To Build Proficiency: Show Up

In his book Mastery, George Leonard recounts a story about an Aikido class where his Sensei had them repeat a single technique for three hours. George was a fairly senior student at that time who had a solid training ethic. But this particular three hours represented quite a journey for him, and I found it revealing.
George took the first hour of repetition in stride. He enjoyed the opportunity to really dig into the refinement of a technique and delighted in how his discipline as a more senior student gave him a mental and physical endurance that others in the class were struggling with.
It was the second hour where things started to get taxing. George found himself getting bored, then frustrated, then extremely angry with his teacher. He felt like a prisoner in a task factory that wasn’t revealing anything new. He was highly proficient at the technique, it wasn’t going to get any better, there were better things to spend his time on, and his legs and arms were pointlessly sore. Yet he pushed on, mostly out of pride.
It was the third hour where he really experienced the shift. Somewhere in that space he was forced to let go of the exertion of all the mental and emotional baggage and to just allow himself to sit in the technique.
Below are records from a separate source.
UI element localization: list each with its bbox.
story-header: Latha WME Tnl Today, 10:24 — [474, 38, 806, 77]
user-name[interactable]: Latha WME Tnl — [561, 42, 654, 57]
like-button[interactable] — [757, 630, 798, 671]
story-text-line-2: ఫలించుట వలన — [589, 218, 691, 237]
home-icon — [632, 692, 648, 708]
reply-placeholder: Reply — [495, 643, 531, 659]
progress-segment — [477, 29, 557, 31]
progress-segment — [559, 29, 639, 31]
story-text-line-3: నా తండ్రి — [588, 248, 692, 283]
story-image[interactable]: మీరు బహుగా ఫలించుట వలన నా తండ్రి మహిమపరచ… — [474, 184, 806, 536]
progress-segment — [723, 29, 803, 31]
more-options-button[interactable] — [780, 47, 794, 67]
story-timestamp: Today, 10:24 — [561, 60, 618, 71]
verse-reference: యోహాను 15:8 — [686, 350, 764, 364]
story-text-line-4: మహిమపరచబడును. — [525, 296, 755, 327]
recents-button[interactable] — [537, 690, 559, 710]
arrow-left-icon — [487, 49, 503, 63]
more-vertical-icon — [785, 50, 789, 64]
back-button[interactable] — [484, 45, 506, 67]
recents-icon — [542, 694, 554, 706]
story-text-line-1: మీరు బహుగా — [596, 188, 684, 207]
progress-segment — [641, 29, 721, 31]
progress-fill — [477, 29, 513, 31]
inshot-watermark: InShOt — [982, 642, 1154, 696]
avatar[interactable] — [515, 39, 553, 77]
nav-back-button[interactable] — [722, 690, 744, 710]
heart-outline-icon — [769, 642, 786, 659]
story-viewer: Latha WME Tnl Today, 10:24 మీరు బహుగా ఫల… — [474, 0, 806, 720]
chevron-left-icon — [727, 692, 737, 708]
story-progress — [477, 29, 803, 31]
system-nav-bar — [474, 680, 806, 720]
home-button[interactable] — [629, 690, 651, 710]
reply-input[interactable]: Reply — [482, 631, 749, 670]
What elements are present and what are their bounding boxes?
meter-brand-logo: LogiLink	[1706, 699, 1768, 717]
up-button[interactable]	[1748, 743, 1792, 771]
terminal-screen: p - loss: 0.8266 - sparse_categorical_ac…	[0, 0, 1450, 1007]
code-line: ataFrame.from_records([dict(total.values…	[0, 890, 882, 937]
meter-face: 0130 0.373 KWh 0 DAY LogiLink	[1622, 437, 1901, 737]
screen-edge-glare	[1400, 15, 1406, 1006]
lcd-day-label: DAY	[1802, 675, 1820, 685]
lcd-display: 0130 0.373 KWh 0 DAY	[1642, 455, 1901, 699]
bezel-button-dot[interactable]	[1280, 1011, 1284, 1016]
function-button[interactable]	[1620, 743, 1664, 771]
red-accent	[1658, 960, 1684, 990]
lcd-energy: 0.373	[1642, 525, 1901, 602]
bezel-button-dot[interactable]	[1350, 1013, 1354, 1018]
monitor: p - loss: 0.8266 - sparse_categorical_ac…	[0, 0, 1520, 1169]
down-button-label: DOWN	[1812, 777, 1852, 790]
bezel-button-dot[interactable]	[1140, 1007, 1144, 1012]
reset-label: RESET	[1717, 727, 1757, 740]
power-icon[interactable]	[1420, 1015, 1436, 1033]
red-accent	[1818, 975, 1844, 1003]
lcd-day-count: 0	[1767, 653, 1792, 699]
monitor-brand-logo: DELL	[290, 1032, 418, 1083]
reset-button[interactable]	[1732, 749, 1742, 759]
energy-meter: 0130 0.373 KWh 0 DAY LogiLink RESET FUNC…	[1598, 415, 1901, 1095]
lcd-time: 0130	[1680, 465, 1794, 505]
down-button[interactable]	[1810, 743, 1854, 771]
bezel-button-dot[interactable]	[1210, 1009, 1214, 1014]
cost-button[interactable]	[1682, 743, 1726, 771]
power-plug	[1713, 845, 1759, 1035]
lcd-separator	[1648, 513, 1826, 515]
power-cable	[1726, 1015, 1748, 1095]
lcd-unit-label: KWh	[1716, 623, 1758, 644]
There he started to get what he felt were the biggest payoffs: Insights into the movement, mechanics, flow, and connection that had never been apparent to him before. There was lots more to learn if he just got out of his own way. He had never allowed himself into this space and now, though he had been dragged kicking and screaming by his sensei and pride, he found something transcendent.
This story expressed to me something I discovered in swordplay through being a teacher. Not the insights and learning that come directly from teaching (which there are many) but that I got from the obligation and responsibility of it. Being a teacher and organizer meant that I had to keep showing up each week and each day regardless of how I felt at the time. Even when I was bored and frustrated with my own plateaus, or unconnected with my own learning and pursuit, I still had to come out. I always made sure to not only teach but to practice and do, I was there after all, and I just kept putting the hours in. Sometimes those hours had clear direction and purpose, and sometimes they were just what happened. Yet, it was this persistence that really lead me to proficiency.
When I speak with people who have found places of deeper proficiency and mastery, a common thread among them is often “I just kept showing up.” Yes there is more to it but showing up is at the heart of mastery.
If you’re interested in long-term mastery I recommend you find your reason, and create a structure, that will help you keep showing up, even when it sucks. The payoff on the other side is worthwhile.